At the moment, however, we can say that high levels of immunoreactivity are a certain indicator of pregnancy and that the method required to perform the test under field conditions is now available. The value of such a test for pregnancy in the wild would be considerable as a tool in the monitoring and management of rhinoceros sanctuaries, and we are currently hoping to attempt collection from female rhinoceros in more open habitat, where matings are easily recorded and progress of gestation and parturition monitored.
It was noted earlier how difficult it may be to collect urine samples regularly from free-ranging females, and thus allow the possibility of accurate determination of peak oestrus. The fact that urine of oestrous females is deposited frequently in small amounts and is typically not sprayed means that, besides urine being hard to obtain from female rhinoceros outside oestrus, it is most unlikely that it will be possible to collect regular urine samples of sufficient volume from free-living oestrous females.

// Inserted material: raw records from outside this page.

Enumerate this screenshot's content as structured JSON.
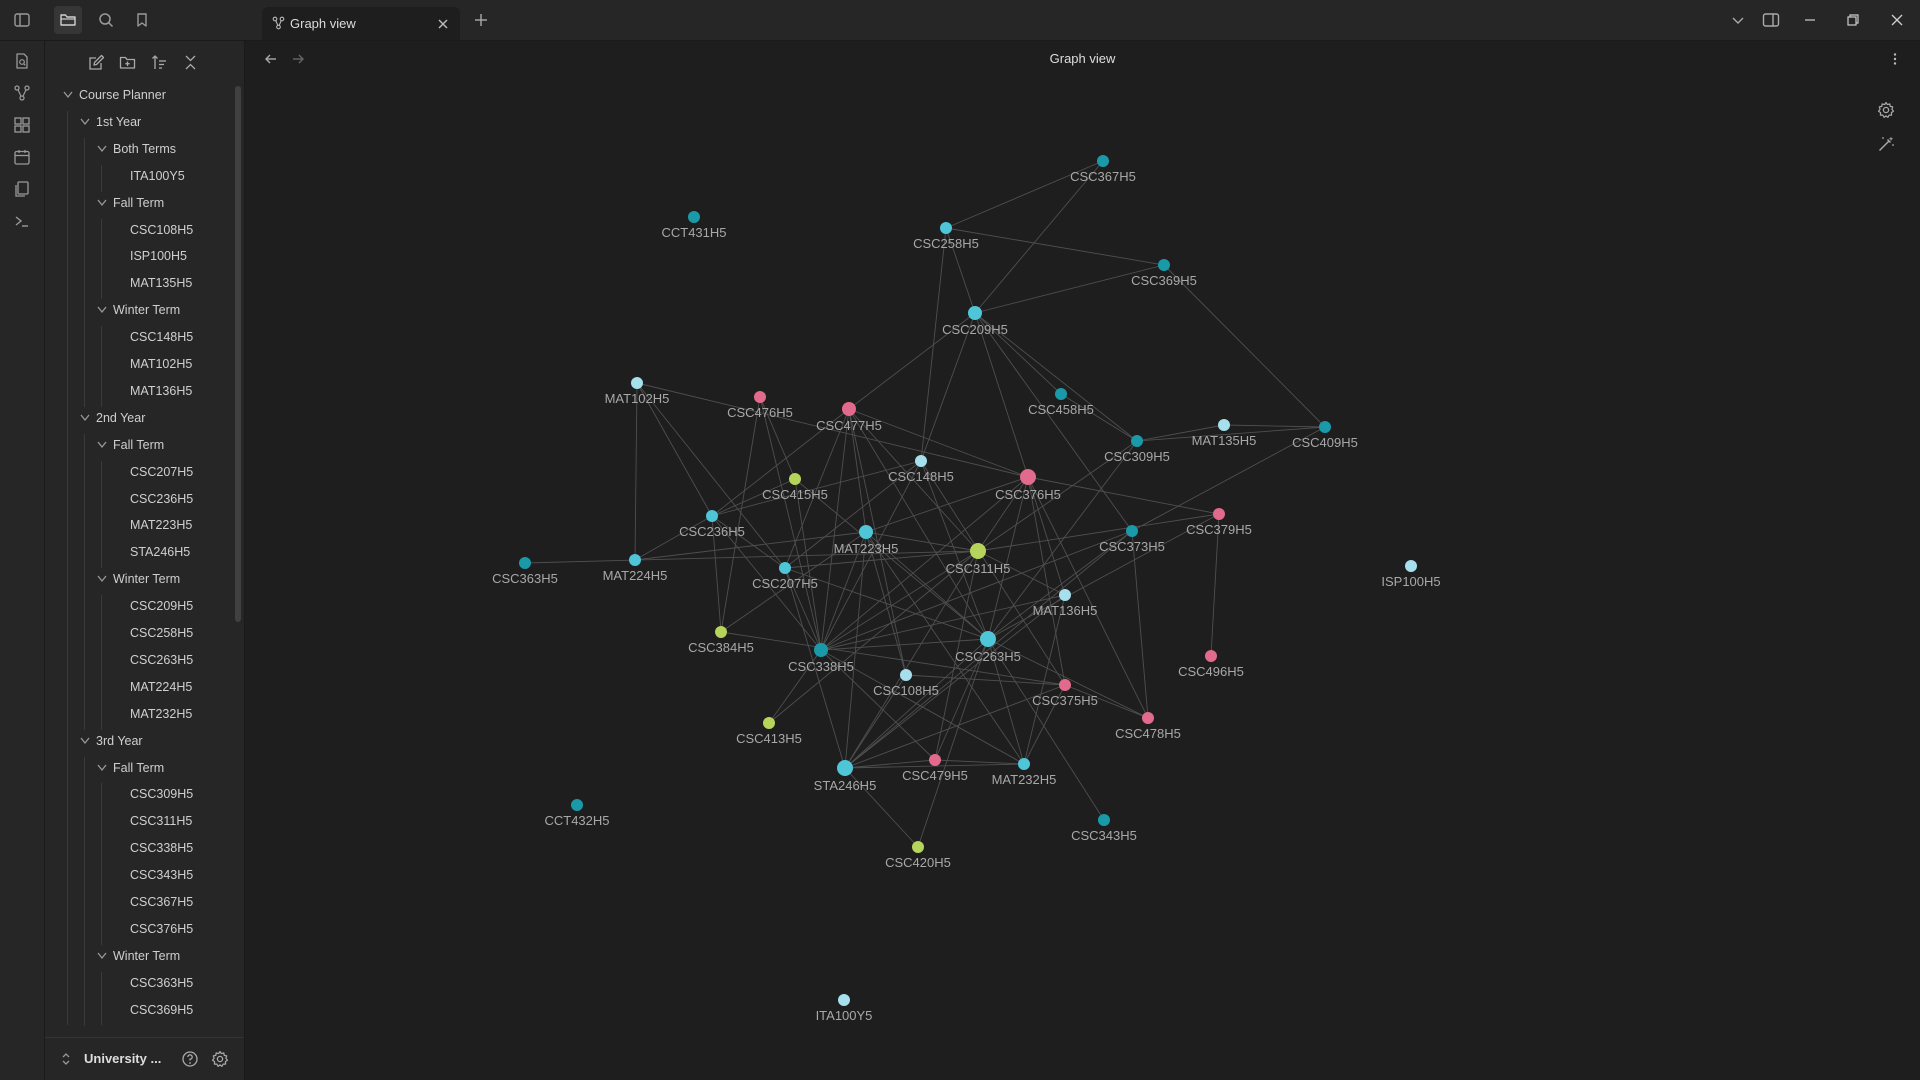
{
  "tab": {
    "title": "Graph view"
  },
  "view": {
    "title": "Graph view"
  },
  "sidebar": {
    "vault_name": "University ...",
    "tree": [
      {
        "label": "Course Planner",
        "depth": 0,
        "folder": true
      },
      {
        "label": "1st Year",
        "depth": 1,
        "folder": true
      },
      {
        "label": "Both Terms",
        "depth": 2,
        "folder": true
      },
      {
        "label": "ITA100Y5",
        "depth": 3,
        "folder": false
      },
      {
        "label": "Fall Term",
        "depth": 2,
        "folder": true
      },
      {
        "label": "CSC108H5",
        "depth": 3,
        "folder": false
      },
      {
        "label": "ISP100H5",
        "depth": 3,
        "folder": false
      },
      {
        "label": "MAT135H5",
        "depth": 3,
        "folder": false
      },
      {
        "label": "Winter Term",
        "depth": 2,
        "folder": true
      },
      {
        "label": "CSC148H5",
        "depth": 3,
        "folder": false
      },
      {
        "label": "MAT102H5",
        "depth": 3,
        "folder": false
      },
      {
        "label": "MAT136H5",
        "depth": 3,
        "folder": false
      },
      {
        "label": "2nd Year",
        "depth": 1,
        "folder": true
      },
      {
        "label": "Fall Term",
        "depth": 2,
        "folder": true
      },
      {
        "label": "CSC207H5",
        "depth": 3,
        "folder": false
      },
      {
        "label": "CSC236H5",
        "depth": 3,
        "folder": false
      },
      {
        "label": "MAT223H5",
        "depth": 3,
        "folder": false
      },
      {
        "label": "STA246H5",
        "depth": 3,
        "folder": false
      },
      {
        "label": "Winter Term",
        "depth": 2,
        "folder": true
      },
      {
        "label": "CSC209H5",
        "depth": 3,
        "folder": false
      },
      {
        "label": "CSC258H5",
        "depth": 3,
        "folder": false
      },
      {
        "label": "CSC263H5",
        "depth": 3,
        "folder": false
      },
      {
        "label": "MAT224H5",
        "depth": 3,
        "folder": false
      },
      {
        "label": "MAT232H5",
        "depth": 3,
        "folder": false
      },
      {
        "label": "3rd Year",
        "depth": 1,
        "folder": true
      },
      {
        "label": "Fall Term",
        "depth": 2,
        "folder": true
      },
      {
        "label": "CSC309H5",
        "depth": 3,
        "folder": false
      },
      {
        "label": "CSC311H5",
        "depth": 3,
        "folder": false
      },
      {
        "label": "CSC338H5",
        "depth": 3,
        "folder": false
      },
      {
        "label": "CSC343H5",
        "depth": 3,
        "folder": false
      },
      {
        "label": "CSC367H5",
        "depth": 3,
        "folder": false
      },
      {
        "label": "CSC376H5",
        "depth": 3,
        "folder": false
      },
      {
        "label": "Winter Term",
        "depth": 2,
        "folder": true
      },
      {
        "label": "CSC363H5",
        "depth": 3,
        "folder": false
      },
      {
        "label": "CSC369H5",
        "depth": 3,
        "folder": false
      }
    ]
  },
  "colors": {
    "light": "#a5e0ec",
    "cyan": "#4fc6d8",
    "teal": "#1a9aa8",
    "pink": "#e26a8c",
    "lime": "#b6d45c",
    "edge": "#4f4f4f",
    "label": "#a8a8a8"
  },
  "graph": {
    "nodes": [
      {
        "id": "CSC367H5",
        "color": "teal"
      },
      {
        "id": "CCT431H5",
        "color": "teal"
      },
      {
        "id": "CSC258H5",
        "color": "cyan"
      },
      {
        "id": "CSC369H5",
        "color": "teal"
      },
      {
        "id": "CSC209H5",
        "color": "cyan"
      },
      {
        "id": "MAT102H5",
        "color": "light"
      },
      {
        "id": "CSC476H5",
        "color": "pink"
      },
      {
        "id": "CSC477H5",
        "color": "pink"
      },
      {
        "id": "CSC458H5",
        "color": "teal"
      },
      {
        "id": "MAT135H5",
        "color": "light"
      },
      {
        "id": "CSC409H5",
        "color": "teal"
      },
      {
        "id": "CSC309H5",
        "color": "teal"
      },
      {
        "id": "CSC148H5",
        "color": "light"
      },
      {
        "id": "CSC415H5",
        "color": "lime"
      },
      {
        "id": "CSC376H5",
        "color": "pink"
      },
      {
        "id": "CSC379H5",
        "color": "pink"
      },
      {
        "id": "CSC236H5",
        "color": "cyan"
      },
      {
        "id": "MAT223H5",
        "color": "cyan"
      },
      {
        "id": "CSC373H5",
        "color": "teal"
      },
      {
        "id": "CSC363H5",
        "color": "teal"
      },
      {
        "id": "MAT224H5",
        "color": "cyan"
      },
      {
        "id": "CSC207H5",
        "color": "cyan"
      },
      {
        "id": "CSC311H5",
        "color": "lime"
      },
      {
        "id": "ISP100H5",
        "color": "light"
      },
      {
        "id": "MAT136H5",
        "color": "light"
      },
      {
        "id": "CSC384H5",
        "color": "lime"
      },
      {
        "id": "CSC338H5",
        "color": "teal"
      },
      {
        "id": "CSC263H5",
        "color": "cyan"
      },
      {
        "id": "CSC496H5",
        "color": "pink"
      },
      {
        "id": "CSC108H5",
        "color": "light"
      },
      {
        "id": "CSC375H5",
        "color": "pink"
      },
      {
        "id": "CSC478H5",
        "color": "pink"
      },
      {
        "id": "CSC413H5",
        "color": "lime"
      },
      {
        "id": "STA246H5",
        "color": "cyan"
      },
      {
        "id": "CSC479H5",
        "color": "pink"
      },
      {
        "id": "MAT232H5",
        "color": "cyan"
      },
      {
        "id": "CCT432H5",
        "color": "teal"
      },
      {
        "id": "CSC343H5",
        "color": "teal"
      },
      {
        "id": "CSC420H5",
        "color": "lime"
      },
      {
        "id": "ITA100Y5",
        "color": "light"
      }
    ],
    "edges": [
      [
        "CSC367H5",
        "CSC258H5"
      ],
      [
        "CSC367H5",
        "CSC209H5"
      ],
      [
        "CSC258H5",
        "CSC369H5"
      ],
      [
        "CSC209H5",
        "CSC369H5"
      ],
      [
        "CSC258H5",
        "CSC209H5"
      ],
      [
        "CSC258H5",
        "CSC148H5"
      ],
      [
        "CSC369H5",
        "CSC409H5"
      ],
      [
        "CSC209H5",
        "CSC148H5"
      ],
      [
        "CSC209H5",
        "CSC309H5"
      ],
      [
        "CSC209H5",
        "CSC458H5"
      ],
      [
        "CSC209H5",
        "CSC376H5"
      ],
      [
        "CSC209H5",
        "CSC477H5"
      ],
      [
        "CSC209H5",
        "CSC373H5"
      ],
      [
        "MAT135H5",
        "CSC409H5"
      ],
      [
        "MAT135H5",
        "CSC309H5"
      ],
      [
        "CSC309H5",
        "CSC409H5"
      ],
      [
        "CSC458H5",
        "CSC309H5"
      ],
      [
        "CSC409H5",
        "CSC373H5"
      ],
      [
        "MAT102H5",
        "CSC236H5"
      ],
      [
        "MAT102H5",
        "MAT224H5"
      ],
      [
        "MAT102H5",
        "CSC376H5"
      ],
      [
        "MAT102H5",
        "CSC207H5"
      ],
      [
        "CSC476H5",
        "CSC415H5"
      ],
      [
        "CSC476H5",
        "CSC384H5"
      ],
      [
        "CSC476H5",
        "CSC338H5"
      ],
      [
        "CSC477H5",
        "CSC236H5"
      ],
      [
        "CSC477H5",
        "CSC311H5"
      ],
      [
        "CSC477H5",
        "MAT223H5"
      ],
      [
        "CSC477H5",
        "CSC338H5"
      ],
      [
        "CSC477H5",
        "CSC207H5"
      ],
      [
        "CSC477H5",
        "CSC108H5"
      ],
      [
        "CSC477H5",
        "CSC263H5"
      ],
      [
        "CSC477H5",
        "CSC376H5"
      ],
      [
        "CSC148H5",
        "CSC207H5"
      ],
      [
        "CSC148H5",
        "CSC236H5"
      ],
      [
        "CSC148H5",
        "CSC263H5"
      ],
      [
        "CSC148H5",
        "CSC338H5"
      ],
      [
        "CSC148H5",
        "CSC375H5"
      ],
      [
        "CSC415H5",
        "CSC338H5"
      ],
      [
        "CSC415H5",
        "CSC236H5"
      ],
      [
        "CSC415H5",
        "CSC263H5"
      ],
      [
        "CSC376H5",
        "MAT223H5"
      ],
      [
        "CSC376H5",
        "CSC311H5"
      ],
      [
        "CSC376H5",
        "CSC263H5"
      ],
      [
        "CSC376H5",
        "CSC478H5"
      ],
      [
        "CSC376H5",
        "CSC379H5"
      ],
      [
        "CSC376H5",
        "MAT136H5"
      ],
      [
        "CSC376H5",
        "CSC338H5"
      ],
      [
        "CSC376H5",
        "CSC375H5"
      ],
      [
        "CSC309H5",
        "CSC311H5"
      ],
      [
        "CSC309H5",
        "CSC263H5"
      ],
      [
        "CSC379H5",
        "CSC496H5"
      ],
      [
        "CSC379H5",
        "CSC263H5"
      ],
      [
        "CSC379H5",
        "CSC311H5"
      ],
      [
        "CSC373H5",
        "CSC263H5"
      ],
      [
        "CSC373H5",
        "CSC478H5"
      ],
      [
        "CSC373H5",
        "CSC338H5"
      ],
      [
        "CSC373H5",
        "STA246H5"
      ],
      [
        "CSC236H5",
        "MAT224H5"
      ],
      [
        "CSC236H5",
        "CSC207H5"
      ],
      [
        "CSC236H5",
        "CSC384H5"
      ],
      [
        "CSC236H5",
        "CSC338H5"
      ],
      [
        "MAT223H5",
        "MAT224H5"
      ],
      [
        "MAT223H5",
        "CSC311H5"
      ],
      [
        "MAT223H5",
        "CSC338H5"
      ],
      [
        "MAT223H5",
        "CSC263H5"
      ],
      [
        "MAT223H5",
        "CSC108H5"
      ],
      [
        "MAT223H5",
        "MAT232H5"
      ],
      [
        "MAT223H5",
        "STA246H5"
      ],
      [
        "CSC363H5",
        "CSC311H5"
      ],
      [
        "CSC207H5",
        "CSC311H5"
      ],
      [
        "CSC207H5",
        "CSC263H5"
      ],
      [
        "CSC207H5",
        "CSC338H5"
      ],
      [
        "CSC207H5",
        "STA246H5"
      ],
      [
        "CSC311H5",
        "CSC338H5"
      ],
      [
        "CSC311H5",
        "STA246H5"
      ],
      [
        "CSC311H5",
        "MAT136H5"
      ],
      [
        "CSC311H5",
        "CSC479H5"
      ],
      [
        "CSC311H5",
        "CSC413H5"
      ],
      [
        "MAT136H5",
        "STA246H5"
      ],
      [
        "MAT136H5",
        "MAT232H5"
      ],
      [
        "MAT136H5",
        "CSC338H5"
      ],
      [
        "CSC384H5",
        "CSC375H5"
      ],
      [
        "CSC338H5",
        "CSC263H5"
      ],
      [
        "CSC338H5",
        "CSC479H5"
      ],
      [
        "CSC338H5",
        "MAT232H5"
      ],
      [
        "CSC263H5",
        "STA246H5"
      ],
      [
        "CSC263H5",
        "CSC479H5"
      ],
      [
        "CSC263H5",
        "CSC420H5"
      ],
      [
        "CSC263H5",
        "CSC478H5"
      ],
      [
        "CSC108H5",
        "CSC375H5"
      ],
      [
        "CSC108H5",
        "STA246H5"
      ],
      [
        "CSC375H5",
        "CSC478H5"
      ],
      [
        "CSC375H5",
        "STA246H5"
      ],
      [
        "CSC375H5",
        "MAT232H5"
      ],
      [
        "CSC413H5",
        "CSC338H5"
      ],
      [
        "STA246H5",
        "CSC479H5"
      ],
      [
        "STA246H5",
        "MAT232H5"
      ],
      [
        "STA246H5",
        "CSC420H5"
      ],
      [
        "CSC479H5",
        "MAT232H5"
      ],
      [
        "CSC343H5",
        "CSC263H5"
      ],
      [
        "MAT232H5",
        "CSC263H5"
      ],
      [
        "CSC384H5",
        "MAT223H5"
      ]
    ]
  }
}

This should be borne in mind in considering the future possibility of artificial insemination of female black rhinoceros in sanctuaries. Except by observing matings by resident males, it may prove impractical to monitor oestrus accurately in any female black rhinoceros except those in captive conditions. It should also be noted that levels of oestrogens in the urine of captive female black rhinoceros so far show no relationship to the onset or termination of oestrus (Ramsay et al. 1987), and at present it is not possible to detect the time of ovulation in this species using any method of urinary hormone analysis.